Post: Young & ambitious newbie getting into RE!

- Real Estate Investor
- Miami, FL
- Posts 931
- Votes 737
@Account Closed Since you are initially interested in fix and flips, I propose the following action plan. The first step would find an Investor Friendly Realtor assuming you do not have access, to the MLS. I would suggest that you interview several Realtors and ask them the following questions, to ascertain if they are truly Investor Friendly, or if they are throwing you a sales pitch.
1. How many investors do you currently work with and how many investors have you worked with, in the past?
2. How many transactions have you closed, with investors?
3. Do you currently own any Investment Properties? If so, what type do you own?
4. Are you a member of any REIAs?
The next step would be to work with the Realtor and determine the hot markets, in your County, with the greatest number of sales over the last 90 to 120 days.
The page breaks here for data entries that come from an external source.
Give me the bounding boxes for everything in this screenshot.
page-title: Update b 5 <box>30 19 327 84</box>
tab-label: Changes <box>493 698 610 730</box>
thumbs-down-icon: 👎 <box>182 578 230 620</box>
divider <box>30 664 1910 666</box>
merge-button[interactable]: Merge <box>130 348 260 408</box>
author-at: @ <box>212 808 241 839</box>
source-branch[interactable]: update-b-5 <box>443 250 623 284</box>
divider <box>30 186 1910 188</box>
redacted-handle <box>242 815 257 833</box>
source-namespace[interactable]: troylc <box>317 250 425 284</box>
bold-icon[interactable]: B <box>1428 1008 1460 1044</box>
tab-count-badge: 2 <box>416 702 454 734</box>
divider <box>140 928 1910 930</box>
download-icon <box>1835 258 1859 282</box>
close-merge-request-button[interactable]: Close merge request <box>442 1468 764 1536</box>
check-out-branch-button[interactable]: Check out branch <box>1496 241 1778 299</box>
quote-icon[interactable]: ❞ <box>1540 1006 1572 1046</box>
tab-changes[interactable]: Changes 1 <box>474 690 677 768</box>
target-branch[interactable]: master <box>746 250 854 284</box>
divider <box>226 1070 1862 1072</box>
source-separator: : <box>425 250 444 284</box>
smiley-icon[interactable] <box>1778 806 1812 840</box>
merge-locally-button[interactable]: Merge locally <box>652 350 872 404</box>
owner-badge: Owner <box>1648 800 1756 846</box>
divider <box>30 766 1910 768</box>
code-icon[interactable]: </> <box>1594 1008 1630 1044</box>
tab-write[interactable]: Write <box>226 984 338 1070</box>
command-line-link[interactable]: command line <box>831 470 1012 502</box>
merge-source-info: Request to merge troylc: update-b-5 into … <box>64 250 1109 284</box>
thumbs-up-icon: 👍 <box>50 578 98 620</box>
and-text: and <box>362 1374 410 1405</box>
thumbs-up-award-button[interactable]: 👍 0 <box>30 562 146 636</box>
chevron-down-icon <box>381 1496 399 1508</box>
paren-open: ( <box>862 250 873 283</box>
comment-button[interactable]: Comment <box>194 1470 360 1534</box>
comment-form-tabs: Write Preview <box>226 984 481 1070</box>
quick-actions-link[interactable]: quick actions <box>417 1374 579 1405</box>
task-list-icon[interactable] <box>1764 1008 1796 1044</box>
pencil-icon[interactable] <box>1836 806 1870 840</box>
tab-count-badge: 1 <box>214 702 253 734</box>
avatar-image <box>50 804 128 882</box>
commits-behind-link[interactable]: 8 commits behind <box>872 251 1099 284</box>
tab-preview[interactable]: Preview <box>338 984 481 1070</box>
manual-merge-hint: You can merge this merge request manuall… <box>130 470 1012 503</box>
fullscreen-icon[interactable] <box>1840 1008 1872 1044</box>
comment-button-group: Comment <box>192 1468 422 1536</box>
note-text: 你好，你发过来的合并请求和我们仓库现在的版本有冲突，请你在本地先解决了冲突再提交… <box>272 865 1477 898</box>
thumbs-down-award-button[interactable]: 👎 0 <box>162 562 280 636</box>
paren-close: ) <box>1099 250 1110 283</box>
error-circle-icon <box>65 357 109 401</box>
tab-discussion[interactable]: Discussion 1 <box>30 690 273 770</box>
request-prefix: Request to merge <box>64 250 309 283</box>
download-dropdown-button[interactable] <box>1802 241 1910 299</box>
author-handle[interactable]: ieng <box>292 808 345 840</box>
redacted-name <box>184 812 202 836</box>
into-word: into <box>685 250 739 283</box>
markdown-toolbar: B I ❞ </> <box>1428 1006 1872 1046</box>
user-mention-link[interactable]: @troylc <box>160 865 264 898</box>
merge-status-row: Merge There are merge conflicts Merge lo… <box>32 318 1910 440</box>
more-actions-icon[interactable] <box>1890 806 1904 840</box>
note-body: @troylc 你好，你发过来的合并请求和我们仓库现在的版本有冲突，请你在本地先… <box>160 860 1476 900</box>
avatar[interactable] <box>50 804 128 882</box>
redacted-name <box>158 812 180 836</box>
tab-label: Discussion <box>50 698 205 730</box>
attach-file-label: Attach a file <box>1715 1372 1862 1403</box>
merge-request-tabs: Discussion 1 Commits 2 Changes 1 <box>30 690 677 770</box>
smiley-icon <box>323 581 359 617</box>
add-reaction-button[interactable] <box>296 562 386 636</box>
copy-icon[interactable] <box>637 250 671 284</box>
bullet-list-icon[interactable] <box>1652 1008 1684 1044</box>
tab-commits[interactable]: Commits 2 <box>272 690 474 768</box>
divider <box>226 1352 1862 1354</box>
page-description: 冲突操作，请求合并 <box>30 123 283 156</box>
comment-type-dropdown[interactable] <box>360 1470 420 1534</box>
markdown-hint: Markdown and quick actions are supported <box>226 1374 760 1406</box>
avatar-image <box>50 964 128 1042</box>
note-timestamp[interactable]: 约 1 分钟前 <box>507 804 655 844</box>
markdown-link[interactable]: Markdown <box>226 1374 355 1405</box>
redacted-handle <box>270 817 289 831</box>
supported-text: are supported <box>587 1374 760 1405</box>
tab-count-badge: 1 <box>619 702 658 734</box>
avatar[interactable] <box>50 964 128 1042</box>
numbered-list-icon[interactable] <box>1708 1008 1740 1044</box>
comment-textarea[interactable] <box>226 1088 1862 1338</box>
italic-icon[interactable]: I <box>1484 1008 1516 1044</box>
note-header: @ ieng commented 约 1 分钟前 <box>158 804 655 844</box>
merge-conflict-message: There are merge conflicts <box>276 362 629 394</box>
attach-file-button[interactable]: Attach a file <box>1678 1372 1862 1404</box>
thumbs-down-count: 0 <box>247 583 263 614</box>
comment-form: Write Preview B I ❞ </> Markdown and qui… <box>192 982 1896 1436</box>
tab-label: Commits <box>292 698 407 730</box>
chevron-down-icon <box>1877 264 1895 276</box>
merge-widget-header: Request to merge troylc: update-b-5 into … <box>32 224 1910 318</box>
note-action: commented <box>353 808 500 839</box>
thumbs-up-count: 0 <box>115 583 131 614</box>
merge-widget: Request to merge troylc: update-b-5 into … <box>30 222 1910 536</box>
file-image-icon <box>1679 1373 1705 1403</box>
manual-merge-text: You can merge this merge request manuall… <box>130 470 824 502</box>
Personally, I would prefer 90 days because markets are always changing. This list would contain the zip code and corresponding name of the municipality. In addition, a breakdown of the number of SFRs, Townhouses, and Condos, with corresponding ADOM (Average Days On Market), and Median Sales Price, for each municipality. This will be your Farming Area. From this data, you can utilize a website bestplaces.net that will give you a breakdown of the percentage of homes that sold, in various price ranges, for a given zip code. You can identify the two highest retail price ranges, in greatest demand, per zip code where you can list the rehabbed property.
You can use the Realtor to help you find deals and also use Wholesalers. If you acquire a property, from a Wholesaler, once the property is rehabbed and ready for the Retail Market, allow the Realtor that provided you the zip codes, to list the property for sale. This creates a WIN-WIN Situation and gives the Realtor incentive, to work harder on your behalf.